Откуда-то запахло табаком и нафталином. В гостиную всунулся ворох одежды, за ворохом появилась несшая его Варвара. Потом — тетя Капочка, со вторым ворохом, полегче. Обе принялись раскладывать то, что принесли, по креслам и на ломберном столике.
Эти вещи полвека тому назад принадлежали Евгению Ивановичу Татарцеву. Они составляют одну из драгоценных реликвий тети Капочки. Лисицын помнит, как она их свято бережет.
— Он ростом был с тебя, — сказала она сейчас, чихнув от нафталина. — Выбирай что тебе подходит. Примерь!
Лисицына это растрогало. Брать любой лишний груз ему было не нужно и вовсе некстати. А гардероб покойного Евгения ему казался уж совершенно неподходящим. Но он почувствовал: нельзя пренебречь ее жертвой — тетка будет насмерть обижена.
Среди мундиров и халатов с брандебурами он увидел скромный старомодный пиджачок, отложил его. Кроме того, взял немного пожелтевшего от времени белья да теплую куртку, подбитую мехом.
Когда он сел обратно на диван, Капитолину Андреевну осенило:
— Вовочка, живи у нас! Никуда не будешь выходить. Мы никому не скажем…
— Что вы! Нет, теперь мне в Петербурге — никак.
Уныло потускнев, она понимающе кивнула.
Спохватились, что он, наверно, голоден. Повели его в столовую.
Он неохотно ел, а тетка и Варвара глядели на него вздыхая.
Ударили часы — знакомым голосом, знакомые до каждого пятнышка на циферблате круглые стенные часы. На них уже половина второго.
— Ну, я поел, и надо в путь, — с налетом грусти проговорил Лисицын.
Старухи, обе сразу, заплакали навзрыд. Приговаривали, одна перебивая другую, что он мог бы у них побыть хоть три-четыре дня. Нельзя же так быстро: приехал, и сразу уезжать. Не к чужим пришел. Куда он ночью-то? На что глядя? В кои веки довелось повидаться…
Лисицын отрицательно качал головой.
— Ты что: так прямо — за границу? — спросила тетка.
— Да нет, — ответил он, — я в такое место заберусь, где меня с собаками не сыщешь. Только не тревожьтесь за меня. Все отлично будет!
Еще с мокрыми глазами Капитолина Андреевна принесла из своей спальни шкатулку.
— Возьми, дружок, — сказала она, — это твое. Кроме этого, у меня в банке счет. Останется тебе по завещанию.

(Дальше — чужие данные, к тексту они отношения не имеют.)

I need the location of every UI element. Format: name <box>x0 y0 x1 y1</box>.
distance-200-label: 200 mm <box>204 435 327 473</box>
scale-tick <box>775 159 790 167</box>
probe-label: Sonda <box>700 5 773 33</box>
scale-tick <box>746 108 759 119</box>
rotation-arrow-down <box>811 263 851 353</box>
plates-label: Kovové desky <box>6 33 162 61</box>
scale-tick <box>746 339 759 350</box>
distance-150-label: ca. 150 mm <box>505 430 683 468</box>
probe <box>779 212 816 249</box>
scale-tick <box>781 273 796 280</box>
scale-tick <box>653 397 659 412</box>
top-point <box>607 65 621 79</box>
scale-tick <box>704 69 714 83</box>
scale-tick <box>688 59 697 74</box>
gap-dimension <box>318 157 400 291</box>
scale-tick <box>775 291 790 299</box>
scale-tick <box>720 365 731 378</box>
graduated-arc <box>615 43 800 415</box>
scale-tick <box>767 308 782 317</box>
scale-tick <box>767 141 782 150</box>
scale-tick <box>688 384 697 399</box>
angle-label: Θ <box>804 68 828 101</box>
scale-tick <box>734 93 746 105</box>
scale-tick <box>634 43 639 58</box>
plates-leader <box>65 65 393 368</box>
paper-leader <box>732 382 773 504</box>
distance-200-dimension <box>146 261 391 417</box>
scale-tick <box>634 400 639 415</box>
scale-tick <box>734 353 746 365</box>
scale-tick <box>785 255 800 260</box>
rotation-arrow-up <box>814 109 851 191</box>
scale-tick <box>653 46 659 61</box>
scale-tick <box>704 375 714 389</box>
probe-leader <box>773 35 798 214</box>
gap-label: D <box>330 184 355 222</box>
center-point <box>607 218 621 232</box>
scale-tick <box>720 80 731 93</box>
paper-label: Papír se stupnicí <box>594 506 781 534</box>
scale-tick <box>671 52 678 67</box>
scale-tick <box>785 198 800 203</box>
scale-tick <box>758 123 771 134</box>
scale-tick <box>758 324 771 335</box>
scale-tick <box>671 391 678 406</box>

В шкатулке были деньги — пачечка сторублевых ассигнаций.
Поблагодарив, он сказал, что здесь слишком много для него. Куда ему столько! И после ее настойчивых просьб согласился взять лишь половину:
— Мне вполне достаточно. Большое, тетя Капочка, спасибо!
Потом он заторопился. Наспех собрав ему чемодан, старухи проводили его до крыльца.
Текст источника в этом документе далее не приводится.